Healthcare professionals like physicians, nurses, physiotherapists, dentists, etc. use their language and communication skills as a central tool in their profession. However, professionals that immigrate to a new country often face problems when meeting patients in their new home country, where they need to communicate in a new language. They also face challenges in understanding new cultural aspects of both the language and their profession. Further on, healthcare professionals not only need to be well understood by the patient, but also be able to understand and grasp very subtle parts of an illness history discussion with sometimes worried, sick and/or mentally affected patients (Berbyuk, Allwood, & Edebäck, 2005). It has also been found that healthcare professionals that have been trained in a new language often still cannot master to communicate with their patients (Burbano-O’Leary, Federico, & Hampers, 2003). This fact indicates the importance of that the professionals have good communication skills not only in everyday language, but also in healthcare specific terms and expressions.
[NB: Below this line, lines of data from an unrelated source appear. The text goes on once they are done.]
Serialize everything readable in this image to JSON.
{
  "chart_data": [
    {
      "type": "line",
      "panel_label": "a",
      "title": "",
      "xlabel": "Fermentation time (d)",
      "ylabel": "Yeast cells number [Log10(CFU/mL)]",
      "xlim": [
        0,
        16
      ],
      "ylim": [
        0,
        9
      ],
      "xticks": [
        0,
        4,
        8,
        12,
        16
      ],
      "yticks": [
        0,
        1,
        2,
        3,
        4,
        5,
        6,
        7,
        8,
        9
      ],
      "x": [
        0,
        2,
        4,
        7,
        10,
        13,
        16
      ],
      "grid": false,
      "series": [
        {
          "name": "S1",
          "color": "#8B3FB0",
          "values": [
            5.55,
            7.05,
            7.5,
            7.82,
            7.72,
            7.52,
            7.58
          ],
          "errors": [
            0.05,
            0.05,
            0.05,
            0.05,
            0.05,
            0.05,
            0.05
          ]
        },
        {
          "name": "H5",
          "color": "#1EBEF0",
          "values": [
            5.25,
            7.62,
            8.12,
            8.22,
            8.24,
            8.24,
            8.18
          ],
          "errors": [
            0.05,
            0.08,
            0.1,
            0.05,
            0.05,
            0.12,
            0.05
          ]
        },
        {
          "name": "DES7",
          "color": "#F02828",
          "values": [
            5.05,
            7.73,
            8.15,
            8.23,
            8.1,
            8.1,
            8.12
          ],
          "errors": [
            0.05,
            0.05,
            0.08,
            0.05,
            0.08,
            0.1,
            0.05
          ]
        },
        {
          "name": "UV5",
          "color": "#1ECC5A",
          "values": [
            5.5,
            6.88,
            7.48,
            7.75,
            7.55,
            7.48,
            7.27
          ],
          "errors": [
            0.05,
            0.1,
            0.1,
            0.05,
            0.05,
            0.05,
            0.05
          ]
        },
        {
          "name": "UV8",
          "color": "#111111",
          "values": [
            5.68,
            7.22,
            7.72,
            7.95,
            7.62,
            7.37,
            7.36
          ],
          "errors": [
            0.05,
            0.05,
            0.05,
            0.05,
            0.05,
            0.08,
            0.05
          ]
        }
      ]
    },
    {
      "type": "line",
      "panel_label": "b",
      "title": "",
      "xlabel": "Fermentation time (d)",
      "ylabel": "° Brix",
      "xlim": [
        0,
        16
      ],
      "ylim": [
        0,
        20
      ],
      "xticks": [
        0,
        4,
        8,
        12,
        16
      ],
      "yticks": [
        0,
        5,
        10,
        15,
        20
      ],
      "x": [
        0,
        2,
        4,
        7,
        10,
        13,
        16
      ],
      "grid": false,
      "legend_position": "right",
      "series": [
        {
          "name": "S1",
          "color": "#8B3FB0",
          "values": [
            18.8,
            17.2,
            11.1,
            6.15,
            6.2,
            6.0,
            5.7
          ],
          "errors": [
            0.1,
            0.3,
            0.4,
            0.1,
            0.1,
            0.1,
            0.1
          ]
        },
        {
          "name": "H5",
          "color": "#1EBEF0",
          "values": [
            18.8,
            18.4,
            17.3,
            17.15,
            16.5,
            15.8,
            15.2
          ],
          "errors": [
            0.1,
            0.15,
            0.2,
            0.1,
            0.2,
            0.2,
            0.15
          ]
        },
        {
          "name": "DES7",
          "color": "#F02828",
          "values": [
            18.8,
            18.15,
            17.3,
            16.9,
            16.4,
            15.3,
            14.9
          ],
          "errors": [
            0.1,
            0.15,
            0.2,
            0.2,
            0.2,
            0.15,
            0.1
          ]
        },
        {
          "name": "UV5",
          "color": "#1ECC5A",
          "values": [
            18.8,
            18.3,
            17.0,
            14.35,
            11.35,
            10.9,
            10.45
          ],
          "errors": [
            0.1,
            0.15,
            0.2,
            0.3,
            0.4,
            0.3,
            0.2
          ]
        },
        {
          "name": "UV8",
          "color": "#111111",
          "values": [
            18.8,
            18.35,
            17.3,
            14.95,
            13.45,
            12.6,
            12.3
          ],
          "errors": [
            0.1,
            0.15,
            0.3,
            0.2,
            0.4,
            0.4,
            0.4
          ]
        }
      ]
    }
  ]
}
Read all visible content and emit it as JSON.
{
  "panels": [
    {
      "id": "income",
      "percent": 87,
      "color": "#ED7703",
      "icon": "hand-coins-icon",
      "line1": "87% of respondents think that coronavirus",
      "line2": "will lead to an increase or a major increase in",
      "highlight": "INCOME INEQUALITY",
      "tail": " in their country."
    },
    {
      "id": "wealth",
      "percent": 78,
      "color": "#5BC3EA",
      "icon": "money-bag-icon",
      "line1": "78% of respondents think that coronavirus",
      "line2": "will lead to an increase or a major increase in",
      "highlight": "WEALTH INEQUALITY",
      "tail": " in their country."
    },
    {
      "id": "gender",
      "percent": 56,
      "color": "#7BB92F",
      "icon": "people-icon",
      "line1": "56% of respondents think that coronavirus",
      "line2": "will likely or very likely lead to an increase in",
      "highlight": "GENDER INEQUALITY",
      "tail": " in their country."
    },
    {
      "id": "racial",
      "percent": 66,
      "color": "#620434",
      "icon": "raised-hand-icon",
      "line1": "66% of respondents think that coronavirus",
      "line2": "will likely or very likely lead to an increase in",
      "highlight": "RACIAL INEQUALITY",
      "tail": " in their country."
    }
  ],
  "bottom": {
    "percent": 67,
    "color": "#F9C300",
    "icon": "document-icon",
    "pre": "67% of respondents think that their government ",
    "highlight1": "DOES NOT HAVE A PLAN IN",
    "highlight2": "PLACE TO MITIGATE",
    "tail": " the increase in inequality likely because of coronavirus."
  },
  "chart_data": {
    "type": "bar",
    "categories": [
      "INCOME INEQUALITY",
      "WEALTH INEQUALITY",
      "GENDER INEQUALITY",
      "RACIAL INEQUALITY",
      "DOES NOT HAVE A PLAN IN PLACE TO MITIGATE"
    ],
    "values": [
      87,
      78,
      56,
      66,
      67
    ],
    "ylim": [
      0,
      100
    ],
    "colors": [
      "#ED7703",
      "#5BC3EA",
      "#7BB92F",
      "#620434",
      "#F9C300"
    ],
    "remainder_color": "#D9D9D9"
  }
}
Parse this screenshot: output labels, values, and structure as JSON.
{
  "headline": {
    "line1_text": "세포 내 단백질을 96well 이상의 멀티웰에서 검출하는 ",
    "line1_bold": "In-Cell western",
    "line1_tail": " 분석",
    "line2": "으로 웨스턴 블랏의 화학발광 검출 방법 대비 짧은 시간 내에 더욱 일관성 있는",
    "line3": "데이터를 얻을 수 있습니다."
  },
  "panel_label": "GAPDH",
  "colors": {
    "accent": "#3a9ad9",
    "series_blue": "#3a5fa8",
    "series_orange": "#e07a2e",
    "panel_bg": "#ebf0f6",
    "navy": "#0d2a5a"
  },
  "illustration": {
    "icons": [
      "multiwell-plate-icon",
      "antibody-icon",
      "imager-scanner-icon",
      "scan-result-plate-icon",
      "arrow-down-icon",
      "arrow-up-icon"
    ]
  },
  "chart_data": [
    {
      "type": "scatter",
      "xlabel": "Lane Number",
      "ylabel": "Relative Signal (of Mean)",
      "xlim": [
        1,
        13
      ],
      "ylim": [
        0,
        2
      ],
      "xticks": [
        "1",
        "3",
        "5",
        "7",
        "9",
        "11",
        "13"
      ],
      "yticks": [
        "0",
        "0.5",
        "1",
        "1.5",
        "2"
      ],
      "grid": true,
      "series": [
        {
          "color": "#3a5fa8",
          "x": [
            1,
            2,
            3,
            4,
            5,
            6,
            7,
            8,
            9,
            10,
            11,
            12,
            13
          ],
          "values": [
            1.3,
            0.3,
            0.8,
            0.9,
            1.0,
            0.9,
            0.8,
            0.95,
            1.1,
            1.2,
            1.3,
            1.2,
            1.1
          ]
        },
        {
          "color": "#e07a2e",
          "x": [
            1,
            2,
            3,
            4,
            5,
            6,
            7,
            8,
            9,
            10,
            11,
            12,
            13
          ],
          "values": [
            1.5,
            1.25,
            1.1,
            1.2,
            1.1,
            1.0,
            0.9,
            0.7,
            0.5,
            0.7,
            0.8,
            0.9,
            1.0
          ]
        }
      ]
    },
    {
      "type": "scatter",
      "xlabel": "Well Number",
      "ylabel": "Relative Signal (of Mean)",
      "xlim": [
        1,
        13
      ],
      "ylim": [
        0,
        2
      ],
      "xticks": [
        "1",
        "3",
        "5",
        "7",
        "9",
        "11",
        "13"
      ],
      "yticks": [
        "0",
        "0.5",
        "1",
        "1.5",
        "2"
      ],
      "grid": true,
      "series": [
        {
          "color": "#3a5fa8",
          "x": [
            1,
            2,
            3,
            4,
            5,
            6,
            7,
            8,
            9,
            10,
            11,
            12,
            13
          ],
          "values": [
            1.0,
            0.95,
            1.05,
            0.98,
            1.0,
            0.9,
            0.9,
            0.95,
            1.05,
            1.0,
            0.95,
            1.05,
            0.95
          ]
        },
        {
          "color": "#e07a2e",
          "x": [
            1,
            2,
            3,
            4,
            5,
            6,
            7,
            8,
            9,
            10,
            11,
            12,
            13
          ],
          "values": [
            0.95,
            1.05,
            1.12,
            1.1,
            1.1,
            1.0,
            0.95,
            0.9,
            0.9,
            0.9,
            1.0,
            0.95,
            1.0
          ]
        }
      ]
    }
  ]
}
Additionally, learning to accurately interpret non-verbal behaviors in patients and conversely to exhibit appropriate behaviors is necessary to achieve efficient interpersonal communication (Hall, Roter, & Katz, 1988; Roter & Hall, 1989). Further, learning health communication in a new language and a new cultural context is even more challenging for adult learners and might require targeted individual training (Brown, Crawford, & Carter, 2006). During the recent years, computer-assisted learning tools have also been introduced for language learning (Lamy, 2012; Loucky & JoGakuin, 2012), some of them featuring so called pedagogical agents or virtual tutors to assist the learner (Hong, Chen, & Lan, 2012; Morton & Jack, 2005). Recently, there have been a number of studies published concerning also using virtual scenarios and/or virtual characters, where the learner might interact with, and “talk to” a virtual person to train language and communication skills (Johnson et al., 2004; Morton, Gunson, & Jack, 2012; Wauters et al., 2012). However, there seem to be few reports on the use of virtual characters to train healthcare communication skills using virtual cases or characters.